We should have included the French Open in the ban as well, just to make it a sport-free week, but we had forgotten that the Major operates about a week behind everyone else.

"He's absolutely right," said the resident Welshman, from his corner. "It was a classic encounter between two opposite types. Federer, the cool, smooth, stylist, the dandy, the philosopher-poet. Nadal, the wild fireball, the Spanish gypsy, the unquenchable youth. It was Classicism v Romanticism. It was head v heart. It was thought against instinct. You don't often see the two sides of human personality so aptly symbolised on the tennis court."

"And who won?" said the lady with the red hairdo and green highlights. (She's back on the Pimm's.)

"I don't know," confessed the Welshman. "I was so enthralled with the dichotomy that I didn't want either side to win and switched off near the end."

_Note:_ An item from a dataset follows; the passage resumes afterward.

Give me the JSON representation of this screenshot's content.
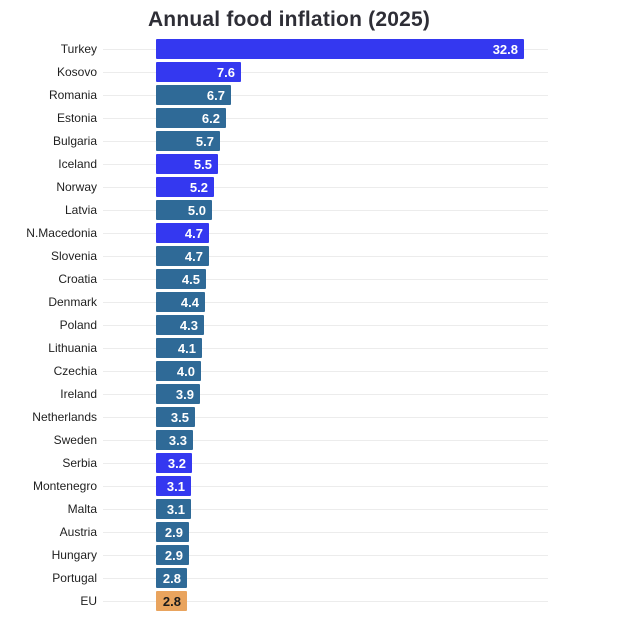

"And do you want to know who won?" said the Major.

"Go on, tell me."

"Nadal, your gypsy boyo."

The Welshman swore. "Damn! I had £10 on Federer to beat him."

"But you always say you're dead against gambling!" said the red lady.

"I am," said the Welshman. "I don't go to a bookie's. I do it internally. I bet myself £10. I do it in my head, against myself."

"And when you lose, do you pay up?"

"No. I roll over the loss to the next bet, internally."

"And how do things stand at the moment?"

"I am £17,000 down," said the Welshman dolefully.

"Good God, man! At £10 a bet, how did you ever get £17,000 down?"

"I went a bit mad last year and put £10,000 on the Aussies to win the Ashes," said the Welshman, with dignity.

"Blinded by the desire to see the English beaten, I suppose," said the red lady.

"Who isn't?" said the Welshman.

"Did you lay a mental bet against the English playing the Aussies at rugby just this last weekend, then?" said the Major.

"Certainly not," said the Welshman. "I don't take mental bets on a dead cert. The English had no hope. I didn't want to take advantage of them."

"Well," said the man with the dog, "unlike the Welsh, at least the English qualified for the..."

The words "World Cup" almost appeared on his lips, but he stopped in time.

"What I was going to say about the French Open was nothing about the Spanish brat Nadal," said the Major, "or Mr Roger 'Oh-So-Perfect' Federer, but about the surface of the court. They keep calling it clay. I know what clay looks like. It's deep and grey and wet and you make pots out of it. That red stuff. It's not clay. So what is it?"

"It's what the French have got because they can't grow grass properly," said the Welshman. "Because all proper games were invented in the British Isles, where grass grows easily, they're all played on grass. In Britain, bowls is played on a lovely green lawn. But the French play their equivalent game, boules, on a mixture of earth, leaves and the occasional Gauloise dog-end, which is their natural terrain. That red stuff is probably the same, just cleaned up for the occasion."

While we were all thinking about this, the door opened and an Australian visitor came in. "Hey, did anyone see the Aussies thrash the Japanese on Monday?" he said. He was a bit surprised when he found he was paying for drinks all round.